Positively Curved Cohomogeneity One Manifolds and 3-Sasakian Geometry

TL;DR

This paper classifies all simply connected odd-dimensional cohomogeneity one manifolds that can support invariant metrics with positive sectional curvature, identifying known examples and potential new candidates.

Contribution

It provides an exhaustive classification of such manifolds, highlighting the limited known examples and potential new ones in odd dimensions.

Findings

Identifies known positively curved manifolds: spheres, Eschenburg spaces, Bazaikin spaces, Berger space.

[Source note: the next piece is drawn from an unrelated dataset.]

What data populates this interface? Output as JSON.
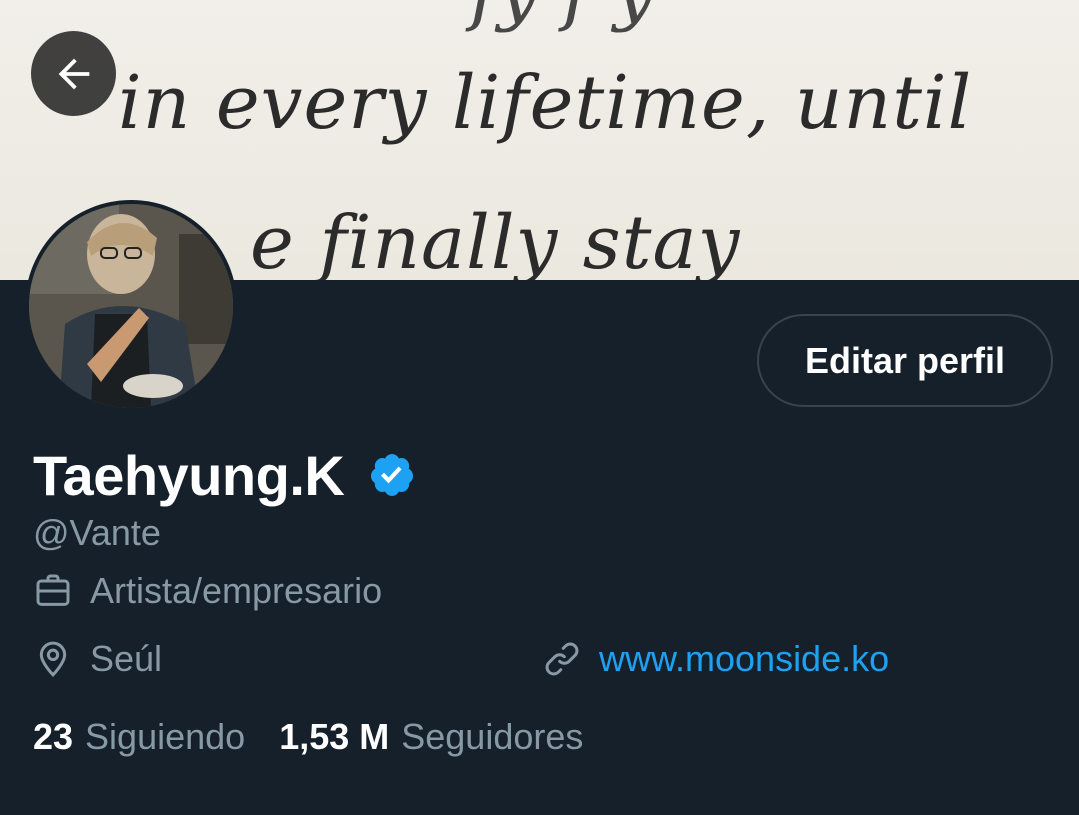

Shows only a few isolated and infinite families potentially admit positive curvature.

Provides a complete description of cohomogeneity one manifolds supporting positive curvature.

Abstract

We give an exhaustive description of all simply connected odd dimensional cohomogeneity one manifolds that can possibly support an invariant metric with positive sectional curvature. Among the known examples of odd dimensional manifolds with positive curvature, apart from spheres, there are two infinite families among the 7-dimensional Eschenburg spaces and 13-dimensional Bazaikin spaces and one isolated 7-dimensional Berger space with this property. In addition to these examples, it turns out that only one isolated 7-manifold, and two infinite 7-dimensional families, potentially admit invariant cohomogeneity one metrics of positive curvature.